Job Scripting and best practices

Objectives

Write understandable bash scripts for automation
Submit job

What is a Bash script?

A Bash script is a plain text file containing a list of commands, of the kind that could be launched interactively in a Bash shell.
It is a (simple form of a) program.
Typically, a bash script will call other programs “orchestrate” their operations together, provide them with data, organize the data movements.
The other programs will typically be written in languages that are more suitable to scientific computing, but they can also be other bash scripts.

Where do scripts come from?

Often we get scripts in the form of examples from our colleagues or from the documentation of the software we want to use. If you are unsure about anything, try first typing your commands interactively.

You can also run the example script you got after modifying it by calling it with

bash ./example-script.sh

Warning

If significant resources are needed to for your experiments do not use the login node of the cluster.

Do you have doubts about the resource requirements? Then do not use the login node of the cluster, either.

Create an interactive session on a compute node using e.g. salloc.

You can also experiment by typing (or copy/pasting) the commands directly in the shell. Then you can create a script collecting the commands you typed selecting the ones you really want to run by, for example, adjusting the output of the history command.

Structure of a Bash script: best practices

At the very beginning, we have a “hash-bang” directive:
```
#!/bin/bash 
```
it tells the interpreter to be used to execute the script.
Needed for SLURM.
We can declare our variables and process input parameters, for example:
```
FILE_TO_PROCESS="$1"
OUTPUT="${FILE_TO_PROCESS%.txt}.out"
```
We prepare the input data for processing, e.g. we move the data where it is needed
We perform the main task of the script
We “clean up”, e.g. we move the output where we need it.

Adapt it to for use with sbatch

To submit a Bash script with sbatch, i.e. be able to do

sbatch <sbatch-options> ./my-script.sh

we need, typically to add some sbatch options immediately after the “hash-bang”, as bash comments starting with #SBATCH, for example:

#SBATCH --ntasks=1

These are technically code comments, but are not (only) for humans.
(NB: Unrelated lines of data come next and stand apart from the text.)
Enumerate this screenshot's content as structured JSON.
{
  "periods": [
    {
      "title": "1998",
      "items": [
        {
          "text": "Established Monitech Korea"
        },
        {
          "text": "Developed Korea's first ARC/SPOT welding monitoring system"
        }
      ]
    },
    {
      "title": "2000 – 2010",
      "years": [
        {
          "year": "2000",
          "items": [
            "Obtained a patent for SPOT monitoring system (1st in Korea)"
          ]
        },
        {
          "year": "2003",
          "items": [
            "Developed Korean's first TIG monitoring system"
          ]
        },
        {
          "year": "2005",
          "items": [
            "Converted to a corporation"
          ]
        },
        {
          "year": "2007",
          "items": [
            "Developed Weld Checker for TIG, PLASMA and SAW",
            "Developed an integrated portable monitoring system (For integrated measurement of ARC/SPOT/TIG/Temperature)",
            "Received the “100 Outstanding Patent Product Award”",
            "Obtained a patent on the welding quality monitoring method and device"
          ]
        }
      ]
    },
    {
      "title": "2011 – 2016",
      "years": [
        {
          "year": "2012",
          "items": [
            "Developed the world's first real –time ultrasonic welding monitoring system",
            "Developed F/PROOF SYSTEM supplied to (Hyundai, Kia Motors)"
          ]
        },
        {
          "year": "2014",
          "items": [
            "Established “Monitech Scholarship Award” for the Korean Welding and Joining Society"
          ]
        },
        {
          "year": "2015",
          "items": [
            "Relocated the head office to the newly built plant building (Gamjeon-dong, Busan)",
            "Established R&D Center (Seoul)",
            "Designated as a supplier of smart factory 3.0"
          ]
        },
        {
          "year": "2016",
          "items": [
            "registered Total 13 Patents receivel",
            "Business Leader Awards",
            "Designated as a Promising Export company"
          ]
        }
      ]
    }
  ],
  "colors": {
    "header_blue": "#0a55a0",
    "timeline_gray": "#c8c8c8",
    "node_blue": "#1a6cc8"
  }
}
They will be ignored by Bash, but read by the sbatch command.

Discussion: do we need #SBATCH directives?

We could in principle not have any #SBATCH directive in our script.

What would be the problems, then?

Solution

We would face the following issues:

then we would have to pass all sbatch options on the command line when
this would reduce the reproducibility
very often the commands inside a slurm script needs some specific sbatch options to work correctly, and because of this coupling between these is better to have them together in the same place.